La notion de justification semble avoir un certain lien avec ce qu’il nous faut croire. Étant donné le rapport entre la justification et la normativité épistémique, il s’agira de voir s’il est possible de développer une explication ‘fiabiliste’ défendable de la justification des croyances. La croyance d’un agent qu’il doit (ou ne doit pas) faire une chose est, selon la perspective fiabiliste classique, justifiée seulement dans le cas où cette croyance a été formée de manière fiable et appropriée. La conception qui sera développée ressemble à la conception d’Alvin Goldman. Cependant, cette conception sera intégrée à un cadre contextualiste. Selon cette perspective, ce n’est pas prioritairement le monde actuel de l’agent qui est pertinent en regard de la détermination de la justification de ses croyances, mais plutôt le fait que ses croyances soient formées de manière fiable dans des mondes possibles dits normaux ou pertinents.

4) Normativité épistémique et contexte (Bouchard)

On peut envisager les normes épistémiques comme étant déterminées par des éléments contextuels.
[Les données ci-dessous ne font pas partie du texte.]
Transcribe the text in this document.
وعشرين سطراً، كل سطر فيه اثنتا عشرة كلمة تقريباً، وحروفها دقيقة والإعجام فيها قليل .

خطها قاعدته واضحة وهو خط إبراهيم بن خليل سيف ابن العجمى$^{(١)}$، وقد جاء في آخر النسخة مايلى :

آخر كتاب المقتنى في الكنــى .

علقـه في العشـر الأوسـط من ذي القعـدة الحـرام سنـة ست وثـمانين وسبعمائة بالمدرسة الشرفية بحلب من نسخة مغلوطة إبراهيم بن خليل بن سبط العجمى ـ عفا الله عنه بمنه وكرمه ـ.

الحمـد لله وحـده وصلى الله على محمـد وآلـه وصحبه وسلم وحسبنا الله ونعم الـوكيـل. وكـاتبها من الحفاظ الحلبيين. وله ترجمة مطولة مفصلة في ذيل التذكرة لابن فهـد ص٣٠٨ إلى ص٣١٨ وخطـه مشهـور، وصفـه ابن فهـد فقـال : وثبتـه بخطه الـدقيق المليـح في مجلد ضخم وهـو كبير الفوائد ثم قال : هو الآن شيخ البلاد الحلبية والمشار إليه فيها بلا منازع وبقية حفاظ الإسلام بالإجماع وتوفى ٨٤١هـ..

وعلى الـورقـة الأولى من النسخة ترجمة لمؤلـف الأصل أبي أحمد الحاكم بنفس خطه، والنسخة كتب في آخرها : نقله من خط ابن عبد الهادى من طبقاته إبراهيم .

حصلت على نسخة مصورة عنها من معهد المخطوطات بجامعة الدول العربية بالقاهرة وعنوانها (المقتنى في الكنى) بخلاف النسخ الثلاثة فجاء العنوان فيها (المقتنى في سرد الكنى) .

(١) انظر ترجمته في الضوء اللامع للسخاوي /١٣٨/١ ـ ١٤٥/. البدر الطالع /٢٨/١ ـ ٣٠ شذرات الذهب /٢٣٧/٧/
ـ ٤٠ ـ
Ce faisant, on inscrit l’analyse dans un cadre qui devient attentif à nos pratiques. Certains types de connaissances, comme celles d’ordre scientifique, pourront être considérés comme plus robustes que d’autres. Ces différences peuvent être capturées à l’aide d’une notion de contexte épistémique issue d’une interprétation indexicale du prédicat de savoir. La réflexion épistémologique à ce sujet est demeurée tributaire d’une opposition trop marquée entre invariantisme et relativisme. De plus, le contextualisme épistémologique s’est jusqu’ici appuyé sur une notion de contexte qui n’est que peu développée. Bouchard met à profit un cadre conceptuel développé en intelligence artificielle pour définir explicitement la notion de contexte épistémique.